Ganzhorn explains that through the Feed 2 Birds Initiative, HGP uses funds contributed by community members to “buy CSA (community-supported agriculture) shares from ourselves.” The group then distributes these to local nonprofit agencies free of charge, and those organizations distribute them to the people they serve. Some of these resources go to families, people experiencing homelessness, and foster youth, while others help feed participants in Housing Matters’s programs and Monarch Services’s emergency shelter residents, who are survivors of domestic violence, sexual assault, and human trafficking.

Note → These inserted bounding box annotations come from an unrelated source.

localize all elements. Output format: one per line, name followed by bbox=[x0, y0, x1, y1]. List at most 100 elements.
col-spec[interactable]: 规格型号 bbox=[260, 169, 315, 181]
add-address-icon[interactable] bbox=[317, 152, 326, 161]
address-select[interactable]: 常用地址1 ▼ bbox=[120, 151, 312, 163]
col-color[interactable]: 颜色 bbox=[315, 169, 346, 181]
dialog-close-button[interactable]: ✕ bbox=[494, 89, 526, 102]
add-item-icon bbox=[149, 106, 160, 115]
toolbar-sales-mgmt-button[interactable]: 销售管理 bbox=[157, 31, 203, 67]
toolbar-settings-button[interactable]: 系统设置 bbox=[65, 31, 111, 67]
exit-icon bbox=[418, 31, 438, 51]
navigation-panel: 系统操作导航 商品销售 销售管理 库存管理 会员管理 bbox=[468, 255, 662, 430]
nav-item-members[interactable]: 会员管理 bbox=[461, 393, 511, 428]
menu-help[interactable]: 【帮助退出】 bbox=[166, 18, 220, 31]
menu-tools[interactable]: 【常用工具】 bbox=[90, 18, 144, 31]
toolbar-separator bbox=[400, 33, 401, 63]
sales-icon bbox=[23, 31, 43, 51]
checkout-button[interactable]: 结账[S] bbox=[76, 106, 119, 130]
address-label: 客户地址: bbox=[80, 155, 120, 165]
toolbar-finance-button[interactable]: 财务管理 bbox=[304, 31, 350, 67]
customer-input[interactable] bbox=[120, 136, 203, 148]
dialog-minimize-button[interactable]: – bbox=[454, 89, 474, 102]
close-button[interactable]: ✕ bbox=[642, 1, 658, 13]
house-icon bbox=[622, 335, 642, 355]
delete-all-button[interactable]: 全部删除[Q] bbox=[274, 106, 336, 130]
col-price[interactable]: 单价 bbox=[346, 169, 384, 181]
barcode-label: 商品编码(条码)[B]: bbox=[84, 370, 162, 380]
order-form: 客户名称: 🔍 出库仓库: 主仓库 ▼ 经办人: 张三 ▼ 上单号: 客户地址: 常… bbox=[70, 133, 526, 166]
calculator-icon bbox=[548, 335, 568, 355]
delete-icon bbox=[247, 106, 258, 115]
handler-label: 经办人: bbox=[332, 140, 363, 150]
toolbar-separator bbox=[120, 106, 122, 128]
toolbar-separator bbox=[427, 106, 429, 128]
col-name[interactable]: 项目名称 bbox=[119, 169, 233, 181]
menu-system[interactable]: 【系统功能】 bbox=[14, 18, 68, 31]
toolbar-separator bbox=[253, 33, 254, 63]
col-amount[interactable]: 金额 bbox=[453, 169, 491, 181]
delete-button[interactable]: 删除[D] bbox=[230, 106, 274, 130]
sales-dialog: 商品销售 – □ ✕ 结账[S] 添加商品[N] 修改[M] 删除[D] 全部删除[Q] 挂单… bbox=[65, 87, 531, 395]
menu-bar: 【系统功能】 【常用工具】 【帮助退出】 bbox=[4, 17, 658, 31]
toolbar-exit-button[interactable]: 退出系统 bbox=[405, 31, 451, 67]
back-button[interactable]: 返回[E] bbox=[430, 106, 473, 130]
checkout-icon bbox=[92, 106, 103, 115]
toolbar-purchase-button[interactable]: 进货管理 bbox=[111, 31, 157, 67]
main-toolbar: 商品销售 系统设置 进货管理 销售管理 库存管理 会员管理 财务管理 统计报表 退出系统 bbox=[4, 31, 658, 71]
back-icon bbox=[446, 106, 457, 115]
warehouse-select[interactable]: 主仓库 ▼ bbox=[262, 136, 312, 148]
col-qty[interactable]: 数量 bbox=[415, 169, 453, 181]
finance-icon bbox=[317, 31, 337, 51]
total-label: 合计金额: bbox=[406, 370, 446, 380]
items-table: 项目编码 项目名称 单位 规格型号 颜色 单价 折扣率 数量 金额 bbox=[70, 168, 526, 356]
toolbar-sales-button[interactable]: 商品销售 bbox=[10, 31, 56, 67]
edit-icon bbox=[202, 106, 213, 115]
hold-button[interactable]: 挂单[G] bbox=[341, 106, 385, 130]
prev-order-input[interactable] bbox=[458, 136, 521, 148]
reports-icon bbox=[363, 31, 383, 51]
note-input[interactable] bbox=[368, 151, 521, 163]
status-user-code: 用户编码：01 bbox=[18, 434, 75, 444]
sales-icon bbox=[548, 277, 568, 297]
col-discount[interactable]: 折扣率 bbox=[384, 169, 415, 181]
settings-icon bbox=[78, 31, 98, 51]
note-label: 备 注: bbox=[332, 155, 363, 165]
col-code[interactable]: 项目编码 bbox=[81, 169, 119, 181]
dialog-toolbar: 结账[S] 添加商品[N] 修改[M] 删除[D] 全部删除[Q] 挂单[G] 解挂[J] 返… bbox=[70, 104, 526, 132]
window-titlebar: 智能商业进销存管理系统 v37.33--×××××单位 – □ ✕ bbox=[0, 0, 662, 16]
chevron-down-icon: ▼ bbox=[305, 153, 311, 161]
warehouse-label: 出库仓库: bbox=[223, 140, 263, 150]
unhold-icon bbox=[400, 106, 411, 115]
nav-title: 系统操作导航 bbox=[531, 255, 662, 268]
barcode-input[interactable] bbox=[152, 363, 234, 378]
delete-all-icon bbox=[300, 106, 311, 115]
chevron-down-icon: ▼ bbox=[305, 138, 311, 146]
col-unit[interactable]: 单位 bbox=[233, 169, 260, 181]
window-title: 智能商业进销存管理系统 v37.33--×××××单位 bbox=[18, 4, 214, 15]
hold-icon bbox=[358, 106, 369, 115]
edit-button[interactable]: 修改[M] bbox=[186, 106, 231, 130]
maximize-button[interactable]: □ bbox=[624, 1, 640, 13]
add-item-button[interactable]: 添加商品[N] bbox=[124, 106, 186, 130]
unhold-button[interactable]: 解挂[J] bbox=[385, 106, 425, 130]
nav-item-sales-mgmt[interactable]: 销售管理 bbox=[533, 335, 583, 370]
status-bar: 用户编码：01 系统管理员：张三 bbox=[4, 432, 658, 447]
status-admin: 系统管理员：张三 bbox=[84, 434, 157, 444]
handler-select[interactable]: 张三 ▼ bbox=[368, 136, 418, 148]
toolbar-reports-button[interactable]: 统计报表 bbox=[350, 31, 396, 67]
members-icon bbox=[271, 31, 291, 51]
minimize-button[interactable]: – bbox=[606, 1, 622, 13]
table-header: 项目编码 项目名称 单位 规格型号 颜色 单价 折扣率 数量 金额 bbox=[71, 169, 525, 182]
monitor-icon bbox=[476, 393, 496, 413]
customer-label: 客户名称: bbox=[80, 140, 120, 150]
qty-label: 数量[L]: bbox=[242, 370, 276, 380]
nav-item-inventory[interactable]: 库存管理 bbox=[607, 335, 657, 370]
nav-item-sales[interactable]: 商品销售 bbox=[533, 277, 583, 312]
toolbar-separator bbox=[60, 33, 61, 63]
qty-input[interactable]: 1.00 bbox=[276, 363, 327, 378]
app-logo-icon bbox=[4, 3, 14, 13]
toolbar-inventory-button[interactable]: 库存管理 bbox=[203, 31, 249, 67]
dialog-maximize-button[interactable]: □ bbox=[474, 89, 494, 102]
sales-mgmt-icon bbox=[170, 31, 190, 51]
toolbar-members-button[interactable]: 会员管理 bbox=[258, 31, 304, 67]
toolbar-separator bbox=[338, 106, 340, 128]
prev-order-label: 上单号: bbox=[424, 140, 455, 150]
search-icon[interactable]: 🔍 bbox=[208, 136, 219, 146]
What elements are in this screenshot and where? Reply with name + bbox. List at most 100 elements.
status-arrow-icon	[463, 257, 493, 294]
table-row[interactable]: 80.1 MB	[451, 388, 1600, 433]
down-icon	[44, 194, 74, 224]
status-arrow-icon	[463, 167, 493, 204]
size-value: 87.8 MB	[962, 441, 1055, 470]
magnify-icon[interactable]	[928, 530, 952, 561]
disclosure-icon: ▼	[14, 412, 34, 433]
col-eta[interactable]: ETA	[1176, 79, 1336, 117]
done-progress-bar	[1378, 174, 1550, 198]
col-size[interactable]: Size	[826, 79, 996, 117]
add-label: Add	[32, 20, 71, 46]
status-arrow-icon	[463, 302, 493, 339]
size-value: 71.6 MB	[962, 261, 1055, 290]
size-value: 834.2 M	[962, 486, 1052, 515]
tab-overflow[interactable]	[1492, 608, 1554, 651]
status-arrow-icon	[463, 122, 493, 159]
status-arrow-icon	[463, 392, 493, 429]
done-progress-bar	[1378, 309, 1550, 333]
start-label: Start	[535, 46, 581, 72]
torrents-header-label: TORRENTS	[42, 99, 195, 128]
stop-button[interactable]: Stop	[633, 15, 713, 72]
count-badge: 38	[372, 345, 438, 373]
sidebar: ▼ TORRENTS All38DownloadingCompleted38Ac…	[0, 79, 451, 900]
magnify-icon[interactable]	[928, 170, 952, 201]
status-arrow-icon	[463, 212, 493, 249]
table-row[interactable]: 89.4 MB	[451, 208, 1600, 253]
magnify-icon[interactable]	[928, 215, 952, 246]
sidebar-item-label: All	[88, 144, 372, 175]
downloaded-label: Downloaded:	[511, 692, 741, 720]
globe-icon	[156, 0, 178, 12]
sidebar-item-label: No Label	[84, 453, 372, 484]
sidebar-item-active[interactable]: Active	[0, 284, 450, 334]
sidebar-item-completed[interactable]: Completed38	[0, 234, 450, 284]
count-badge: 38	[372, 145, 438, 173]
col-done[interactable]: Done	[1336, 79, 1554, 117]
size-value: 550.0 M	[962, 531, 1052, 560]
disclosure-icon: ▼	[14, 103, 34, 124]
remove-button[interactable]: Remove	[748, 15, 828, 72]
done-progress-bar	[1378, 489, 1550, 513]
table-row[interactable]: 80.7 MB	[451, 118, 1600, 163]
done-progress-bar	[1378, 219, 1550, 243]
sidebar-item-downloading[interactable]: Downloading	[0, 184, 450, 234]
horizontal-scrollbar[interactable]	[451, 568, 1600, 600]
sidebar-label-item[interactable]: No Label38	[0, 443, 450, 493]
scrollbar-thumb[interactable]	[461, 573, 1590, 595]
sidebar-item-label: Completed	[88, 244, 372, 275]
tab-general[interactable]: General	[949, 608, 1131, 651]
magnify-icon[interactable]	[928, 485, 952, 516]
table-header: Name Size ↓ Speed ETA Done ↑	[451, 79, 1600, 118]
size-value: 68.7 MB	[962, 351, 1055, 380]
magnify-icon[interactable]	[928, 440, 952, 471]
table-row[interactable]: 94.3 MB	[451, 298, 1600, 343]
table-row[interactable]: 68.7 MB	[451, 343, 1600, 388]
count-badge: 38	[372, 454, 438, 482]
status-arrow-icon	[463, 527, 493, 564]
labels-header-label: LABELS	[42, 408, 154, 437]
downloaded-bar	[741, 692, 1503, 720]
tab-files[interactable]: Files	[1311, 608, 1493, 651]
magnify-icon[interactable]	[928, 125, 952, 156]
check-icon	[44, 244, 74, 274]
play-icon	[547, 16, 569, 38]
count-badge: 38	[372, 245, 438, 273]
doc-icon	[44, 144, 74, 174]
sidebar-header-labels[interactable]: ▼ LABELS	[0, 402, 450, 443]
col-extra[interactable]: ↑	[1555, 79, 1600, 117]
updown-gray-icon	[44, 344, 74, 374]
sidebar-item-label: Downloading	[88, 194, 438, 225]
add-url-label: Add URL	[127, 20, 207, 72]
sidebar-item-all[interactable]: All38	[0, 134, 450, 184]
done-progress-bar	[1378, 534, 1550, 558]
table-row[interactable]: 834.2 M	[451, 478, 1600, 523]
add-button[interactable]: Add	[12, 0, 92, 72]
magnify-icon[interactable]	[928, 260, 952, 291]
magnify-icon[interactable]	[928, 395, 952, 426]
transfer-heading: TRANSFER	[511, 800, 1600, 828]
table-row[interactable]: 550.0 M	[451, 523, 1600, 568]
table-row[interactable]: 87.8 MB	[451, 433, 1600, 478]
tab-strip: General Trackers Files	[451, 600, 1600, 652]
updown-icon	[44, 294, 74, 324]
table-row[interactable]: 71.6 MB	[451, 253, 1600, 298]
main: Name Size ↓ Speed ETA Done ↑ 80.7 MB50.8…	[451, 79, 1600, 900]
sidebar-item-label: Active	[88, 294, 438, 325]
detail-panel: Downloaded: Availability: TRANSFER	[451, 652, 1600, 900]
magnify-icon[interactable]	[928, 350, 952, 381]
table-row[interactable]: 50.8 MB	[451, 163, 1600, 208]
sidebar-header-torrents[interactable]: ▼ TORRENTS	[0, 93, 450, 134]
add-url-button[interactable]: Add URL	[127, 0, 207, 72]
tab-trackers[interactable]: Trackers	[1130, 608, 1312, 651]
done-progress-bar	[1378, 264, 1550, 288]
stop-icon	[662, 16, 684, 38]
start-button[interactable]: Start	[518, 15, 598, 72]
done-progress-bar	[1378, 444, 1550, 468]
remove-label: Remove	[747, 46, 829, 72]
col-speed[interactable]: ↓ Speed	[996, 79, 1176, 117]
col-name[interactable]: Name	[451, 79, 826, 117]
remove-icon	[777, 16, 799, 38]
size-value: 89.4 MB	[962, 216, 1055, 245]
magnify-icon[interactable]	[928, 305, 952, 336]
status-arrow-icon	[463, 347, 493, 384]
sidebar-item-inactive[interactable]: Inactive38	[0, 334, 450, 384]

“Our trainees are growing, harvesting, and distributing food to low-income people in our community who might not have access to fresh, organic produce,” Ganzhorn says. “Instead of getting a handout, they are part of the solution.”
HGP trainee Chris Field, who works as the project’s farmstand manager and is learning organic farming techniques such as cover cropping, transplanting, and seed propagation, explains that before entering the program in 2024, he “was unhoused due to an alcohol addiction that pretty much took me out—sort of a riches to rags story. I was sleeping in a tent on a beach. I couldn’t see any future and couldn’t believe how I’d gone from A to B… B being the bottom.”
Field now lives in a sober house where he enjoys simple comforts like showering, doing laundry regularly, and cooking for himself. “I have an income, so I can pay rent, which is incredible, considering that this is Santa Cruz,” he says.
After graduating from the program, Field hopes to secure a paid position that involves communication and working with people. “I definitely want a dog,” he adds.
Field says the only difficulty he faces as a trainee is “the challenge of having to leave [when the program is over]. It’s somewhere I’d like to stay. I’m not just making that up—it’s a great place.”